The Birmingham midfielder Devlin said of Carter, the winning penalty-taker, that it was "fitting that a Brummie lad scores the goal that gets us up. For someone of 18 to take the penalty as calmly as he did, in a game of this magnitude, is unbelievable". Carter himself admitted: "I won't sleep for days now....It's unbelievable. Birmingham fans have been waiting for this for a very long time. I was a fan and I know how much it means to them. This season is my first and to be playing in the Premiership next year is absolutely unbelievable." Describing the win, the Norwich City manager Nigel Worthington said: "It's been a wonderful ride and I am proud of every one of my players. Our performance showed that we are on the right track but it wasn't our day." He bemoaned the financial impact of the failure to be promoted: "If we had been promoted we would have had money to spend but now we might end up looking for Bosman signings". Bruce commiserated with his former club: "I have to say to Norwich that it is a very cruel way to lose a football match." He made his aspirations for the following season clear: "Our first aim is to try and stay up – we will be doing our best to finish fourth bottom". Birmingham's managing director Karren Brady explained: "We have arranged a meeting this week at David Sullivan's house to discuss the players that we are going to sign." The club chairman, David Gold, was grateful for the monetary prize, but warned: "We are leaving behind some serious trouble in the lower divisions with the shortfall of the ITV Digital money".

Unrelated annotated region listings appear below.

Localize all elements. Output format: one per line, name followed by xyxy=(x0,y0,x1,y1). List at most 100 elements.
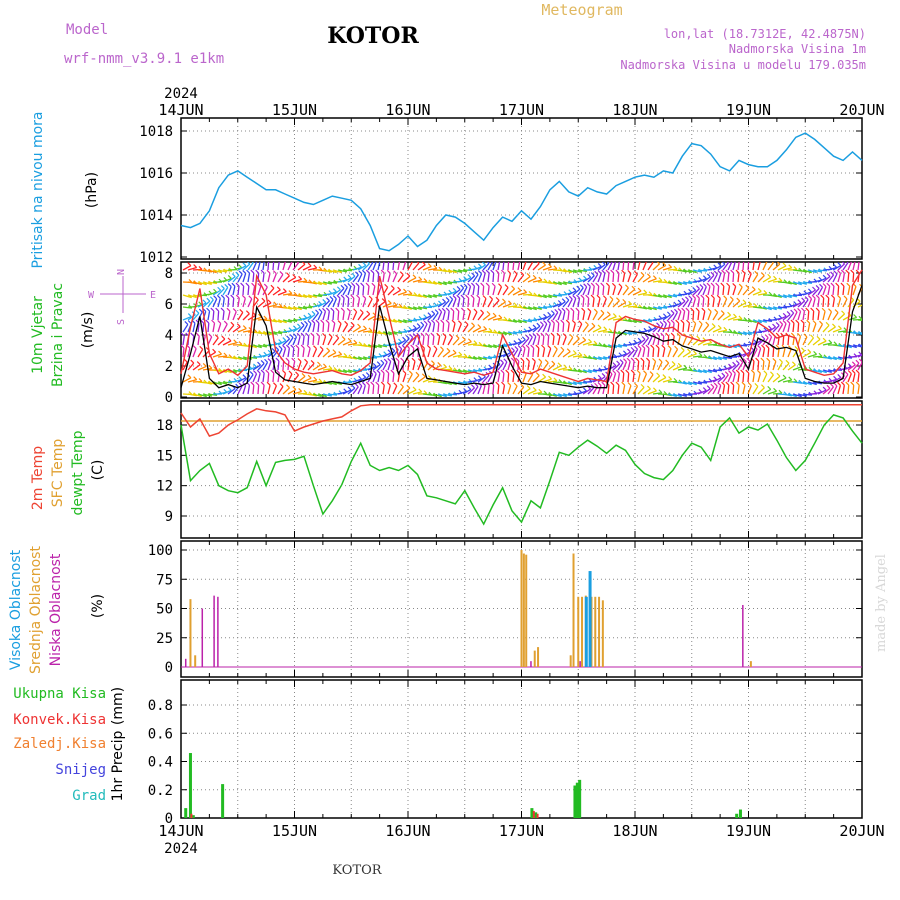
wind-arrow xyxy=(682,299,689,308)
wind-arrow-head xyxy=(340,294,345,299)
wind-arrow xyxy=(602,273,606,283)
wind-arrow xyxy=(827,311,833,321)
wind-arrow-head xyxy=(575,335,580,340)
wind-arrow xyxy=(752,360,755,371)
wind-arrow xyxy=(392,361,396,371)
wind-arrow-head xyxy=(721,269,726,274)
wind-arrow xyxy=(517,306,527,310)
wind-arrow-head xyxy=(535,372,540,376)
wind-arrow xyxy=(517,274,525,283)
wind-arrow-head xyxy=(843,295,848,300)
wind-arrow xyxy=(467,311,472,321)
wind-arrow-head xyxy=(249,371,254,376)
wind-arrow-head xyxy=(202,363,207,367)
wind-arrow xyxy=(607,384,610,395)
wind-arrow-head xyxy=(193,264,198,268)
wind-arrow-head xyxy=(742,299,747,304)
y-tick-label: 9 xyxy=(165,509,173,525)
wind-arrow xyxy=(622,361,628,371)
wind-arrow-head xyxy=(408,370,413,375)
wind-arrow-head xyxy=(238,264,243,269)
wind-arrow xyxy=(307,362,315,371)
wind-arrow xyxy=(327,393,338,396)
wind-arrow xyxy=(652,347,655,358)
wind-arrow-head xyxy=(733,313,737,318)
wind-arrow xyxy=(727,384,730,395)
wind-arrow xyxy=(812,338,821,346)
wind-arrow-head xyxy=(233,339,238,344)
wind-arrow xyxy=(857,344,862,346)
wind-arrow xyxy=(727,299,734,308)
wind-arrow-head xyxy=(386,381,391,386)
wind-arrow xyxy=(262,361,269,371)
wind-arrow-head xyxy=(368,295,373,300)
wind-arrow xyxy=(837,330,848,333)
wind-arrow xyxy=(627,262,630,271)
wind-arrow-head xyxy=(521,344,526,349)
wind-arrow xyxy=(527,373,534,383)
wind-arrow xyxy=(347,286,352,296)
wind-arrow xyxy=(422,315,432,321)
wind-arrow-head xyxy=(496,369,501,374)
wind-arrow-head xyxy=(307,374,312,379)
wind-arrow xyxy=(452,337,460,346)
wind-arrow-head xyxy=(645,357,650,362)
wind-arrow-head xyxy=(227,275,232,279)
wind-arrow xyxy=(337,338,346,346)
wind-arrow xyxy=(282,292,292,296)
wind-arrow xyxy=(517,319,527,324)
wind-unit: (m/s) xyxy=(80,312,96,349)
wind-arrow-head xyxy=(790,332,795,337)
wind-arrow xyxy=(717,375,726,383)
wind-arrow xyxy=(797,336,802,346)
wind-arrow xyxy=(557,367,567,371)
wind-arrow-head xyxy=(416,262,420,264)
wind-arrow xyxy=(842,374,849,383)
wind-arrow xyxy=(712,327,722,333)
wind-arrow xyxy=(277,291,287,296)
wind-arrow xyxy=(507,319,517,323)
wind-arrow-head xyxy=(326,297,330,302)
wind-arrow xyxy=(427,281,437,285)
wind-arrow-head xyxy=(257,361,261,366)
wind-arrow xyxy=(822,369,832,374)
wind-arrow-head xyxy=(511,347,515,352)
wind-arrow xyxy=(357,356,367,361)
wind-arrow xyxy=(457,298,461,308)
wind-arrow-head xyxy=(267,358,272,362)
wind-arrow-head xyxy=(286,272,290,277)
wind-arrow xyxy=(782,362,790,371)
wind-arrow xyxy=(457,369,467,374)
wind-arrow-head xyxy=(371,282,376,287)
wind-arrow xyxy=(242,385,247,395)
wind-arrow xyxy=(282,338,291,346)
wind-arrow-head xyxy=(572,287,577,292)
wind-arrow-head xyxy=(702,275,707,280)
wind-arrow xyxy=(442,299,450,308)
wind-arrow xyxy=(387,361,392,371)
wind-arrow xyxy=(852,272,855,283)
wind-arrow-head xyxy=(696,285,700,290)
wind-arrow-head xyxy=(808,366,813,371)
wind-arrow-head xyxy=(412,386,417,391)
total-precip-bar xyxy=(573,785,577,818)
wind-arrow-head xyxy=(596,294,601,299)
wind-arrow xyxy=(257,331,267,335)
wind-arrow-head xyxy=(530,344,535,349)
wind-arrow xyxy=(752,331,763,334)
wind-arrow-head xyxy=(641,335,646,340)
wind-arrow xyxy=(777,306,788,309)
wind-arrow-head xyxy=(272,382,277,387)
wind-arrow-head xyxy=(307,312,312,317)
wind-arrow xyxy=(552,302,562,308)
wind-arrow xyxy=(717,385,722,395)
x-tick-label-bottom: 19JUN xyxy=(726,822,771,840)
wind-arrow xyxy=(497,362,504,371)
wind-arrow xyxy=(552,281,562,286)
wind-arrow-head xyxy=(267,349,272,354)
wind-arrow xyxy=(287,306,297,311)
wind-arrow xyxy=(827,326,836,333)
wind-arrow xyxy=(797,281,807,285)
wind-arrow-head xyxy=(356,294,360,299)
wind-arrow-head xyxy=(536,332,541,337)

Mackay said: "It took Birmingham four goes to get back where they are now and I don’t see why we can’t bounce back ... It is important that we get on with it, bounce back, start again and do it all again next year." Sutch spoke of his penalty miss: "I felt cool, I wanted to take it and I knew where I wanted to put it. Unfortunately it didn't go in. We’ve been practising penalties for two or three weeks now and I was confident." It was Norwich City's fifth penalty shootout and their second loss.

Roberts later said that he believed that he had scored "a golden goal. There had been a couple of competitions in the years leading up to it where the golden goal had come into play and for some reason I thought that was going to carry on into this play-off final ... I straightened my shirt, put my collar down and looked around – and they are all ready to take kick-off. It just clicked there, ‘Jeez, it's not golden goal and there's plenty of time for them to get back into it."

Norwich City ended the following season in eighth place in the 2002–03 Football League First Division, five points below the play-offs. Birmingham City finished thirteenth place in their next season, when they finished six points above the relegation zone in the premiership.